Alert 3 – Senegal election update
Despite pre-election protests and violence, Senegal held peaceful elections on Sunday 26 February 2012. The results were originally scheduled to be announced on Tuesday 27 February but have already been delayed. To the frustration of many, the electoral commission has noted that official results will only be available on Friday 2 March.
Early unofficial results indicated that current President Abdoulaye Wade held 32 percent of the vote whilst former Prime Minister and opposition candidate, Macky Sall held 25 percent. The sun may be setting on Wade’s tenure as he was reportedly booed as he cast his vote in the capital, Dakar, and even lost his own constituency in the middle-class neighbourhood of Point E in the city.
Seeing as neither candidate garnered more than 50 percent of the vote, Senegal will have to enter a second round of run-off elections that will pit Wade against Sall. This second round will take place on 18 March.
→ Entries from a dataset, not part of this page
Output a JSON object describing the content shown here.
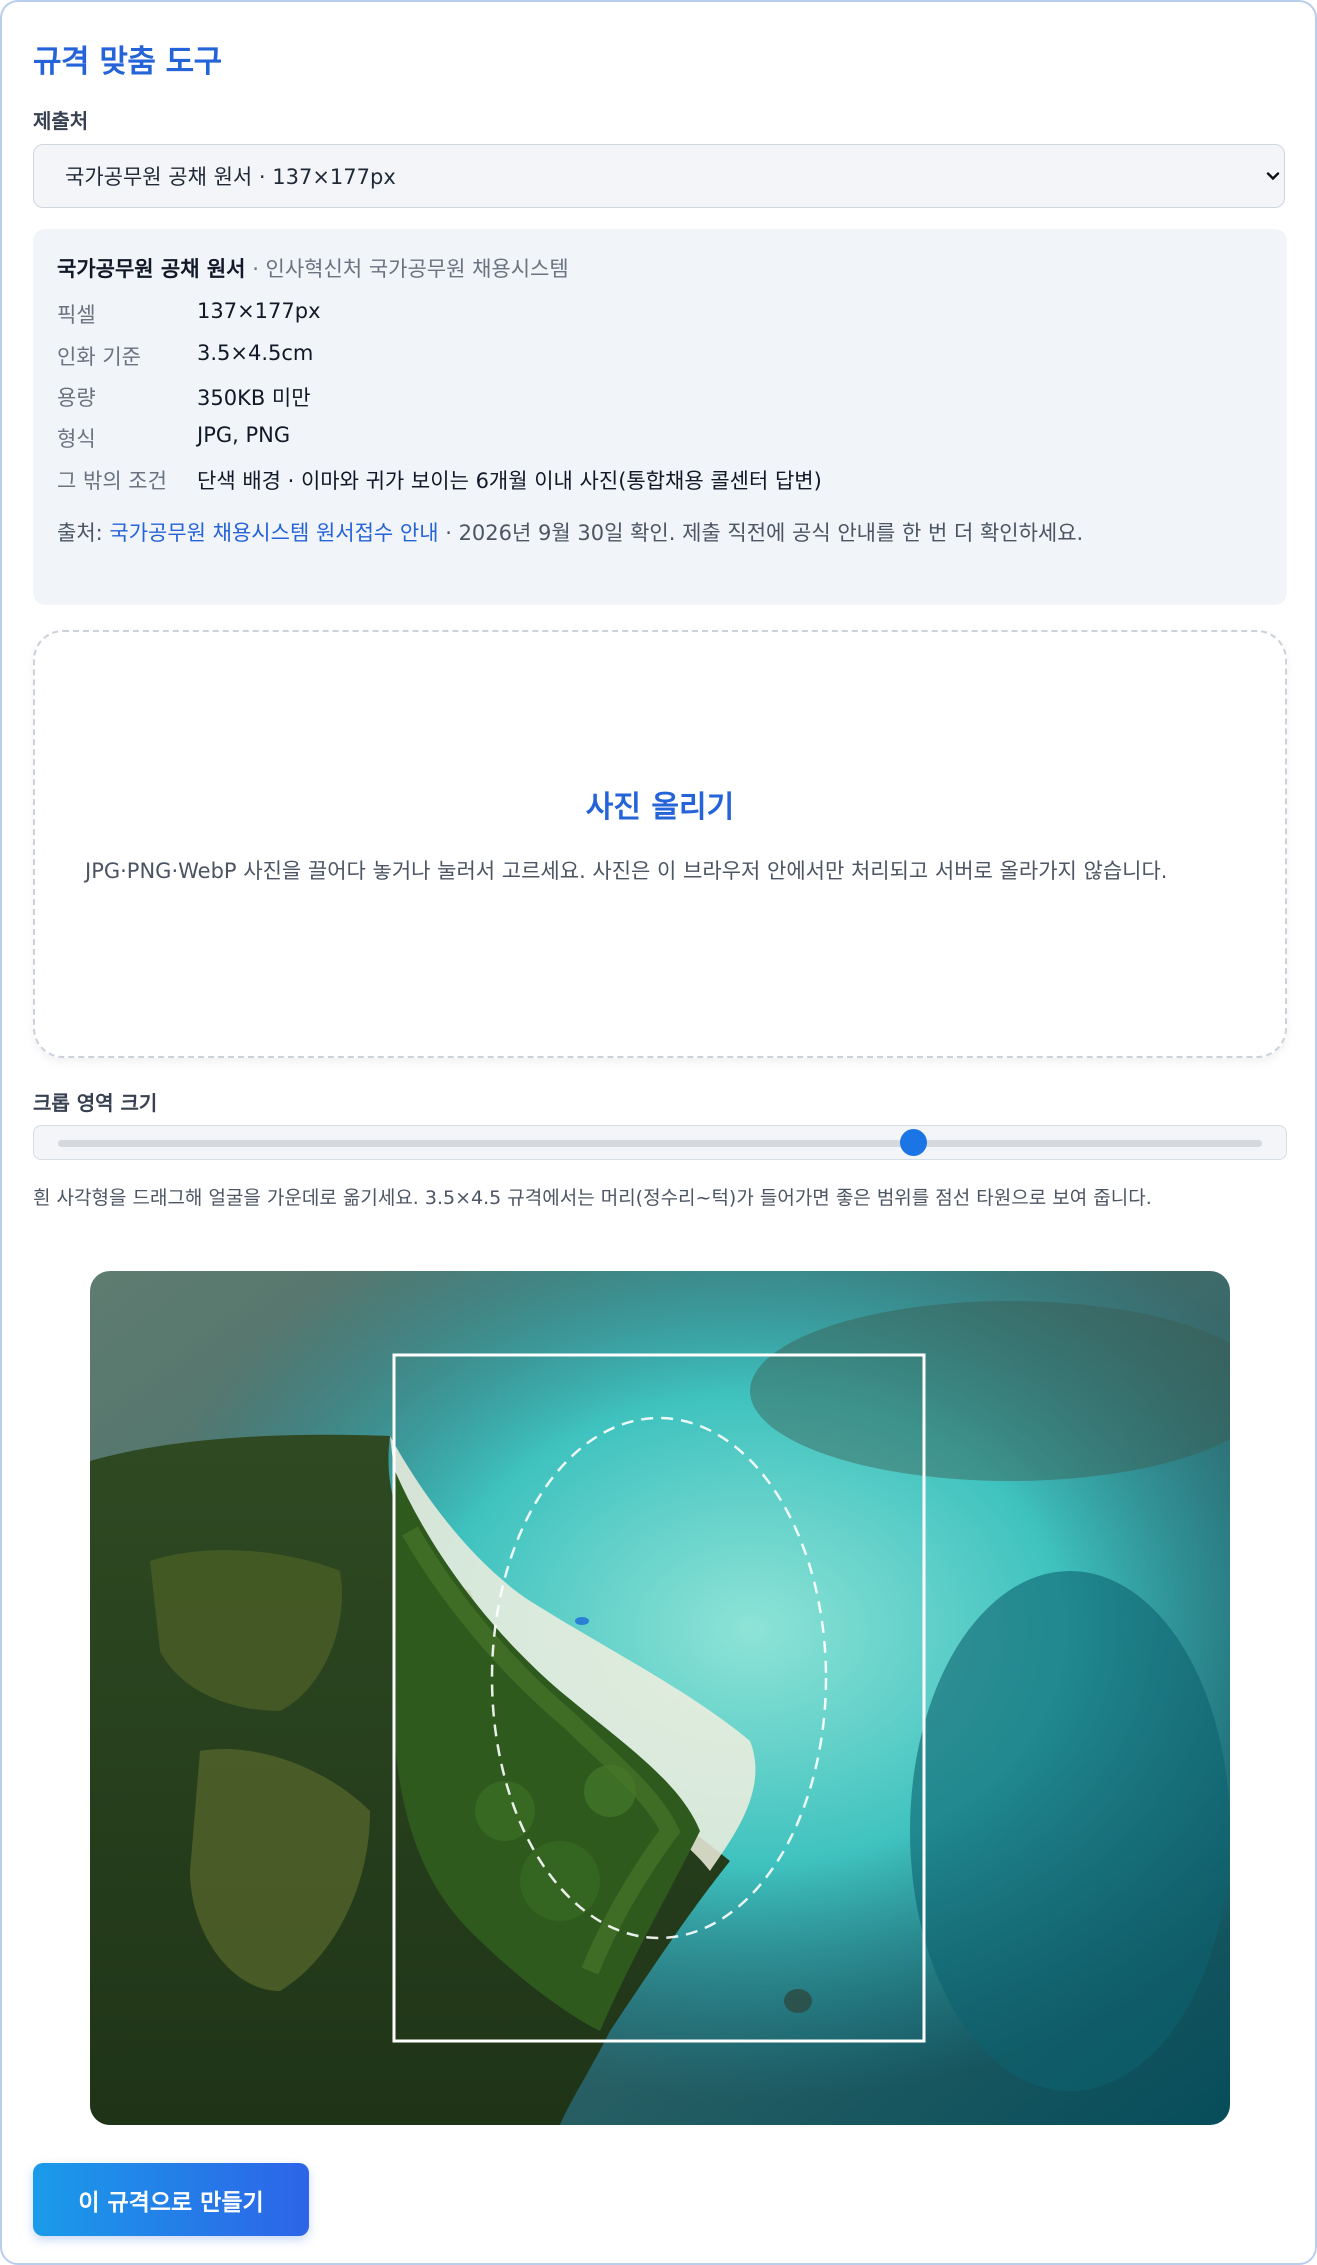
{
  "title": "규격 맞춤 도구",
  "submission": {
    "label": "제출처",
    "selected": "국가공무원 공채 원서 · 137×177px"
  },
  "spec": {
    "name": "국가공무원 공채 원서",
    "agency": " · 인사혁신처 국가공무원 채용시스템",
    "rows": [
      {
        "key": "픽셀",
        "value": "137×177px"
      },
      {
        "key": "인화 기준",
        "value": "3.5×4.5cm"
      },
      {
        "key": "용량",
        "value": "350KB 미만"
      },
      {
        "key": "형식",
        "value": "JPG, PNG"
      },
      {
        "key": "그 밖의 조건",
        "value": "단색 배경 · 이마와 귀가 보이는 6개월 이내 사진(통합채용 콜센터 답변)"
      }
    ],
    "source_prefix": "출처: ",
    "source_link": "국가공무원 채용시스템 원서접수 안내",
    "source_suffix": " · 2026년 9월 30일 확인. 제출 직전에 공식 안내를 한 번 더 확인하세요."
  },
  "upload": {
    "heading": "사진 올리기",
    "description": "JPG·PNG·WebP 사진을 끌어다 놓거나 눌러서 고르세요. 사진은 이 브라우저 안에서만 처리되고 서버로 올라가지 않습니다."
  },
  "crop": {
    "label": "크롭 영역 크기",
    "slider_value": 0.71,
    "hint": "흰 사각형을 드래그해 얼굴을 가운데로 옮기세요. 3.5×4.5 규격에서는 머리(정수리~턱)가 들어가면 좋은 범위를 점선 타원으로 보여 줍니다."
  },
  "action": {
    "generate_label": "이 규격으로 만들기"
  },
  "colors": {
    "accent": "#2563d9",
    "button_start": "#1a9be9",
    "button_end": "#2d64e8",
    "slider_thumb": "#1c75e4"
  }
}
Wade will struggle in a second round, as those who voted for the other 12 candidates in the first round are likely to unite behind Sall. Traditionally, however, opposition parties have remained ractured in Senegal but for these elections Wade’s contentious bid for a third term has coalesced the opposition. Regime change therefore looks most likely this year.
Sall was previously a long-time member of Wade’s Senegalese Democratic Party (SDP) where he was the country’s Prime Minister between 2004 and 2007 as well as the President of the National Assembly between 2007 and 2008. Following a fallout in 2008 over the president’s son, Karim Wade, Sall formed his own party: the Alliance for the Republic.